I prefer not to rely on forecasting due to the uncertainty in actual possibilities, however, mapping out scenarios and using sub-optimal growth and capex rates provides an additional margin of safety in the valuation.
I will also reiterate, a lightly traded small cap listed on the AIM in the UK, may continue to operate uncovered for some time or may require a substantial catalyst to realize value.
Catalysts
There are a number of catalysts that could begin to unlock value, cash collections have been increasing steadily over the past 5 years, however, optimizing operational efficiency has lacked. The catalysts that need to be monitored to determine whether the business is on the right track to unlocking value and potentially re-rating are as such.
Increasing margins
Increasing return on capital through investment in legal services and specialty cases
Reducing outstanding debt
Growth in dividend yield
Improved UK market sentiment
Another potentially less likely but possible catalyst is the firm being taken out via private equity.

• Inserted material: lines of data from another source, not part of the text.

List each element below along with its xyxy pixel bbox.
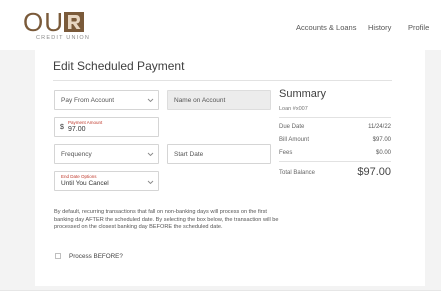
due-date-value: 11/24/22 <box>368 124 391 130</box>
end-date-options-label: End Date Options <box>61 174 97 179</box>
fees-value: $0.00 <box>375 150 391 156</box>
total-balance-value: $97.00 <box>357 166 391 178</box>
chevron-down-icon <box>147 98 154 103</box>
nav-accounts-loans[interactable]: Accounts & Loans <box>296 23 356 32</box>
recurring-transaction-disclaimer: By default, recurring transactions that … <box>54 209 279 231</box>
summary-title: Summary <box>279 88 327 100</box>
process-before-label[interactable]: Process BEFORE? <box>69 253 123 260</box>
payment-amount-label: Payment Amount <box>68 120 103 125</box>
start-date-placeholder: Start Date <box>174 151 204 158</box>
bill-amount-label: Bill Amount <box>279 137 310 143</box>
end-date-options-select[interactable]: End Date Options Until You Cancel <box>54 171 159 191</box>
page-title: Edit Scheduled Payment <box>53 59 185 73</box>
logo-r-mark-icon <box>64 12 84 32</box>
nav-profile[interactable]: Profile <box>408 23 429 32</box>
frequency-select[interactable]: Frequency <box>54 144 159 164</box>
name-on-account-field[interactable]: Name on Account <box>167 90 271 110</box>
nav-history[interactable]: History <box>368 23 391 32</box>
bill-amount-value: $97.00 <box>372 137 391 143</box>
pay-from-account-placeholder: Pay From Account <box>61 97 115 104</box>
summary-loan-number: Loan #x007 <box>279 106 308 112</box>
bottom-strip <box>0 290 441 302</box>
fees-label: Fees <box>279 150 293 156</box>
start-date-input[interactable]: Start Date <box>167 144 271 164</box>
logo-subtitle: CREDIT UNION <box>36 35 91 41</box>
due-date-label: Due Date <box>279 124 305 130</box>
pay-from-account-select[interactable]: Pay From Account <box>54 90 159 110</box>
frequency-placeholder: Frequency <box>61 151 92 158</box>
end-date-options-value: Until You Cancel <box>61 180 109 187</box>
total-balance-label: Total Balance <box>279 170 316 176</box>
summary-divider <box>279 117 391 118</box>
logo-wordmark: OU <box>23 7 64 37</box>
chevron-down-icon <box>147 180 154 185</box>
currency-symbol: $ <box>60 124 64 131</box>
process-before-checkbox[interactable] <box>55 253 61 259</box>
payment-amount-input[interactable]: $ Payment Amount 97.00 <box>54 117 159 137</box>
credit-union-logo[interactable]: OU CREDIT UNION <box>23 9 143 45</box>
summary-total-divider <box>279 161 391 162</box>
top-bar: OU CREDIT UNION Accounts & Loans History… <box>0 0 441 50</box>
payment-amount-value: 97.00 <box>68 126 86 133</box>
chevron-down-icon <box>147 152 154 157</box>
title-divider <box>53 80 392 81</box>
name-on-account-placeholder: Name on Account <box>174 97 226 104</box>
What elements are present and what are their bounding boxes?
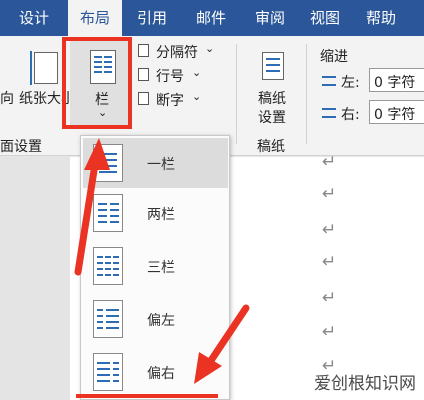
up-arrow-icon: [74, 138, 110, 276]
annotation-arrows: [74, 138, 250, 384]
watermark: 爱创根知识网: [314, 374, 416, 394]
down-arrow-icon: [194, 304, 250, 384]
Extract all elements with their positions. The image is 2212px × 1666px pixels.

DBAY Advisers is the largest shareholder in Anexo Group at 28% ownership. I have discussed this possibility with management after they previously received an offer at £1.50 per share, this was declined. Management feels the intrinsic value of the business is much greater than £1.50, which assumes a 250% from the current share price.
Summary
Anexo is an interesting business that has carved out a segment of the legal services market that is unique and cash generative. The business is not without its challenges and whilst it is not a stock you would stash away in the Buy-and-Hold portfolio, it does appear there is an opportunity to capitalize on a good business at a cheap price. Management have listened to shareholders are now focusing on areas that should drive operational performance. Respected and well-known funds remain on the register and should signs of recovery in margin, EPS and return on capital become visible, the stock could quickly realize value in the coming years.
Please note: This is not financial advice, if interested in investing in Anexo Group please conduct your own research.